Raum zum gestalten.

Etwas ist den Räumen noch geblieben. Vielleicht ist es die Patina von Einfallsreichtum, Forscherdrang und Wissen, die heute noch an den alten Mauern haftet und die Menschen, die jetzt hier wohnen, in ihren eigenen Bestrebungen nach Geistesblitzen und kreativen Schüben jeden Tag aufs Neue beflügelt. Entstanden im Mittelalter, trug der Ingolstädter Mathematiker Peter Apian (1495-1552) als Erster nachweislich zu dieser ideenfreundlichen Atmosphäre des Gebäudes bei.
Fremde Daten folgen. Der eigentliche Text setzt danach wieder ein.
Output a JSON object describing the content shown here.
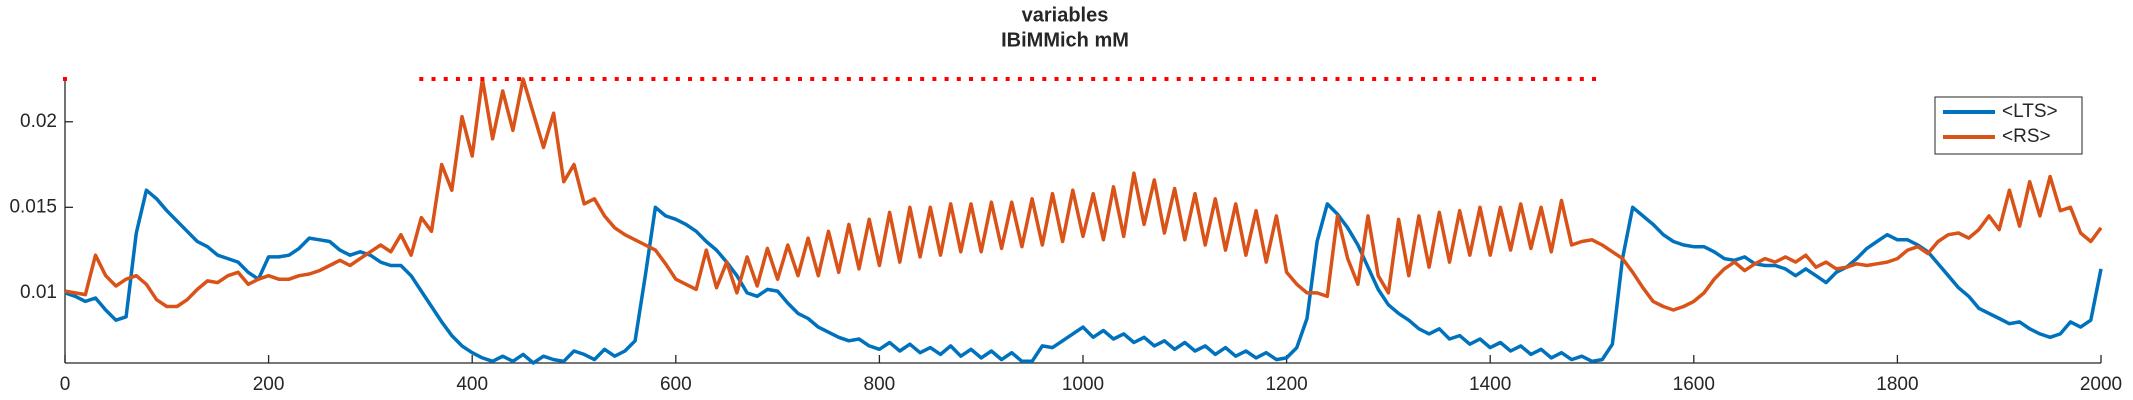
{
  "chart_data": {
    "type": "line",
    "title": "variables",
    "subtitle": "IBiMMich mM",
    "xlim": [
      0,
      2000
    ],
    "xticks": [
      0,
      200,
      400,
      600,
      800,
      1000,
      1200,
      1400,
      1600,
      1800,
      2000
    ],
    "ylim": [
      0.0059,
      0.0225
    ],
    "yticks": [
      0.01,
      0.015,
      0.02
    ],
    "legend": "upper right",
    "x": [
      0,
      10,
      20,
      30,
      40,
      50,
      60,
      70,
      80,
      90,
      100,
      110,
      120,
      130,
      140,
      150,
      160,
      170,
      180,
      190,
      200,
      210,
      220,
      230,
      240,
      250,
      260,
      270,
      280,
      290,
      300,
      310,
      320,
      330,
      340,
      350,
      360,
      370,
      380,
      390,
      400,
      410,
      420,
      430,
      440,
      450,
      460,
      470,
      480,
      490,
      500,
      510,
      520,
      530,
      540,
      550,
      560,
      570,
      580,
      590,
      600,
      610,
      620,
      630,
      640,
      650,
      660,
      670,
      680,
      690,
      700,
      710,
      720,
      730,
      740,
      750,
      760,
      770,
      780,
      790,
      800,
      810,
      820,
      830,
      840,
      850,
      860,
      870,
      880,
      890,
      900,
      910,
      920,
      930,
      940,
      950,
      960,
      970,
      980,
      990,
      1000,
      1010,
      1020,
      1030,
      1040,
      1050,
      1060,
      1070,
      1080,
      1090,
      1100,
      1110,
      1120,
      1130,
      1140,
      1150,
      1160,
      1170,
      1180,
      1190,
      1200,
      1210,
      1220,
      1230,
      1240,
      1250,
      1260,
      1270,
      1280,
      1290,
      1300,
      1310,
      1320,
      1330,
      1340,
      1350,
      1360,
      1370,
      1380,
      1390,
      1400,
      1410,
      1420,
      1430,
      1440,
      1450,
      1460,
      1470,
      1480,
      1490,
      1500,
      1510,
      1520,
      1530,
      1540,
      1550,
      1560,
      1570,
      1580,
      1590,
      1600,
      1610,
      1620,
      1630,
      1640,
      1650,
      1660,
      1670,
      1680,
      1690,
      1700,
      1710,
      1720,
      1730,
      1740,
      1750,
      1760,
      1770,
      1780,
      1790,
      1800,
      1810,
      1820,
      1830,
      1840,
      1850,
      1860,
      1870,
      1880,
      1890,
      1900,
      1910,
      1920,
      1930,
      1940,
      1950,
      1960,
      1970,
      1980,
      1990,
      2000
    ],
    "series": [
      {
        "name": "<LTS>",
        "color": "#0072bd",
        "values": [
          0.01,
          0.0098,
          0.0095,
          0.0097,
          0.009,
          0.0084,
          0.0086,
          0.0135,
          0.016,
          0.0155,
          0.0148,
          0.0142,
          0.0136,
          0.013,
          0.0127,
          0.0122,
          0.012,
          0.0118,
          0.0112,
          0.0108,
          0.0121,
          0.0121,
          0.0122,
          0.0126,
          0.0132,
          0.0131,
          0.013,
          0.0125,
          0.0122,
          0.0124,
          0.0122,
          0.0118,
          0.0116,
          0.0116,
          0.011,
          0.0101,
          0.0092,
          0.0083,
          0.0075,
          0.0069,
          0.0065,
          0.0062,
          0.006,
          0.0063,
          0.006,
          0.0064,
          0.0059,
          0.0063,
          0.0061,
          0.006,
          0.0066,
          0.0064,
          0.0061,
          0.0067,
          0.0063,
          0.0066,
          0.0072,
          0.011,
          0.015,
          0.0145,
          0.0143,
          0.014,
          0.0136,
          0.013,
          0.0125,
          0.0118,
          0.011,
          0.01,
          0.0098,
          0.0102,
          0.0101,
          0.0094,
          0.0088,
          0.0085,
          0.008,
          0.0077,
          0.0074,
          0.0072,
          0.0073,
          0.0069,
          0.0067,
          0.0071,
          0.0066,
          0.007,
          0.0065,
          0.0068,
          0.0064,
          0.0069,
          0.0063,
          0.0067,
          0.0062,
          0.0066,
          0.0061,
          0.0065,
          0.006,
          0.006,
          0.0069,
          0.0068,
          0.0072,
          0.0076,
          0.008,
          0.0074,
          0.0078,
          0.0073,
          0.0076,
          0.0071,
          0.0074,
          0.0069,
          0.0072,
          0.0067,
          0.0071,
          0.0066,
          0.0069,
          0.0064,
          0.0068,
          0.0063,
          0.0066,
          0.0062,
          0.0065,
          0.0061,
          0.0062,
          0.0068,
          0.0085,
          0.013,
          0.0152,
          0.0146,
          0.0138,
          0.0128,
          0.0115,
          0.0102,
          0.0093,
          0.0088,
          0.0084,
          0.0079,
          0.0076,
          0.0079,
          0.0073,
          0.0075,
          0.007,
          0.0073,
          0.0068,
          0.0071,
          0.0066,
          0.0069,
          0.0064,
          0.0067,
          0.0062,
          0.0065,
          0.0061,
          0.0063,
          0.006,
          0.0061,
          0.007,
          0.012,
          0.015,
          0.0145,
          0.014,
          0.0134,
          0.013,
          0.0128,
          0.0127,
          0.0127,
          0.0124,
          0.012,
          0.0119,
          0.0121,
          0.0117,
          0.0116,
          0.0116,
          0.0114,
          0.011,
          0.0114,
          0.011,
          0.0106,
          0.0112,
          0.0115,
          0.012,
          0.0126,
          0.013,
          0.0134,
          0.0131,
          0.0131,
          0.0128,
          0.0124,
          0.0117,
          0.011,
          0.0103,
          0.0098,
          0.0091,
          0.0088,
          0.0085,
          0.0082,
          0.0083,
          0.0079,
          0.0076,
          0.0074,
          0.0076,
          0.0083,
          0.008,
          0.0084,
          0.0114
        ]
      },
      {
        "name": "<RS>",
        "color": "#d95319",
        "values": [
          0.0101,
          0.01,
          0.0099,
          0.0122,
          0.011,
          0.0104,
          0.0108,
          0.011,
          0.0105,
          0.0096,
          0.0092,
          0.0092,
          0.0096,
          0.0102,
          0.0107,
          0.0106,
          0.011,
          0.0112,
          0.0105,
          0.0108,
          0.011,
          0.0108,
          0.0108,
          0.011,
          0.0111,
          0.0113,
          0.0116,
          0.0119,
          0.0116,
          0.012,
          0.0124,
          0.0128,
          0.0124,
          0.0134,
          0.0122,
          0.0144,
          0.0136,
          0.0175,
          0.016,
          0.0203,
          0.018,
          0.0225,
          0.019,
          0.0218,
          0.0195,
          0.0225,
          0.0205,
          0.0185,
          0.0205,
          0.0165,
          0.0175,
          0.0152,
          0.0155,
          0.0145,
          0.0138,
          0.0134,
          0.0131,
          0.0128,
          0.0125,
          0.0117,
          0.0108,
          0.0105,
          0.0102,
          0.0125,
          0.0103,
          0.0118,
          0.01,
          0.0121,
          0.0104,
          0.0126,
          0.0108,
          0.0128,
          0.011,
          0.0132,
          0.011,
          0.0136,
          0.0112,
          0.014,
          0.0114,
          0.0143,
          0.0116,
          0.0147,
          0.0118,
          0.015,
          0.0121,
          0.015,
          0.0122,
          0.0152,
          0.0124,
          0.0152,
          0.0124,
          0.0153,
          0.0126,
          0.0153,
          0.0127,
          0.0155,
          0.0128,
          0.0158,
          0.013,
          0.016,
          0.0133,
          0.0158,
          0.0131,
          0.0162,
          0.0133,
          0.017,
          0.014,
          0.0166,
          0.0135,
          0.0161,
          0.0131,
          0.0158,
          0.0128,
          0.0155,
          0.0125,
          0.0152,
          0.0122,
          0.0148,
          0.0118,
          0.0145,
          0.0112,
          0.0105,
          0.01,
          0.01,
          0.0098,
          0.0145,
          0.012,
          0.0105,
          0.0145,
          0.011,
          0.01,
          0.0143,
          0.011,
          0.0145,
          0.0115,
          0.0147,
          0.0118,
          0.0148,
          0.0122,
          0.015,
          0.0122,
          0.015,
          0.0125,
          0.0152,
          0.0126,
          0.015,
          0.0124,
          0.0154,
          0.0128,
          0.013,
          0.0131,
          0.0128,
          0.0124,
          0.012,
          0.0112,
          0.0103,
          0.0095,
          0.0092,
          0.009,
          0.0092,
          0.0095,
          0.01,
          0.0108,
          0.0114,
          0.0118,
          0.0113,
          0.0117,
          0.012,
          0.0118,
          0.0121,
          0.0118,
          0.0122,
          0.0115,
          0.0118,
          0.0114,
          0.0115,
          0.0117,
          0.0116,
          0.0117,
          0.0118,
          0.012,
          0.0125,
          0.0127,
          0.0123,
          0.013,
          0.0134,
          0.0135,
          0.0132,
          0.0137,
          0.0145,
          0.0137,
          0.016,
          0.0139,
          0.0165,
          0.0145,
          0.0168,
          0.0148,
          0.015,
          0.0135,
          0.013,
          0.0138
        ]
      }
    ],
    "events": {
      "color": "#ff0000",
      "x": [
        0,
        350,
        362,
        374,
        386,
        398,
        410,
        422,
        434,
        446,
        458,
        470,
        482,
        494,
        506,
        518,
        530,
        542,
        554,
        566,
        578,
        590,
        602,
        614,
        626,
        638,
        650,
        662,
        674,
        686,
        698,
        710,
        722,
        734,
        746,
        758,
        770,
        782,
        794,
        806,
        818,
        830,
        842,
        854,
        866,
        878,
        890,
        902,
        914,
        926,
        938,
        950,
        962,
        974,
        986,
        998,
        1010,
        1022,
        1034,
        1046,
        1058,
        1070,
        1082,
        1094,
        1106,
        1118,
        1130,
        1142,
        1154,
        1166,
        1178,
        1190,
        1202,
        1214,
        1226,
        1238,
        1250,
        1262,
        1274,
        1286,
        1298,
        1310,
        1322,
        1334,
        1346,
        1358,
        1370,
        1382,
        1394,
        1406,
        1418,
        1430,
        1442,
        1454,
        1466,
        1478,
        1490,
        1502
      ]
    }
  }
}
Bis ins 19. Jahrhundert diente das Haus in der Harderstraße 22 dann als Versorgungstrakt für das benachbarte Ingobräu. Danach fand ein Stukateurmeister Gefallen an dem Gebäude, baute den zweiten Stock aus und verpflichtete diverse steinerne Puttenengel, auf Lebzeiten von der Decke herunter zu frohlocken. Das tun sie auch jetzt noch, neben den Apples, Ipads und Elektroklängen eines Studioalltags. Und weil dieser Kontrast noch länger erfrischen soll, sind die Stuckdecken und die klassizistische Fassade des Hauses denkmalgeschützt. Als Beispiel gelungener Restaurationskunst gehört das Haus Nr. 22 damit eindeutig zu den Juwelen der Ingolstädter Altstadt.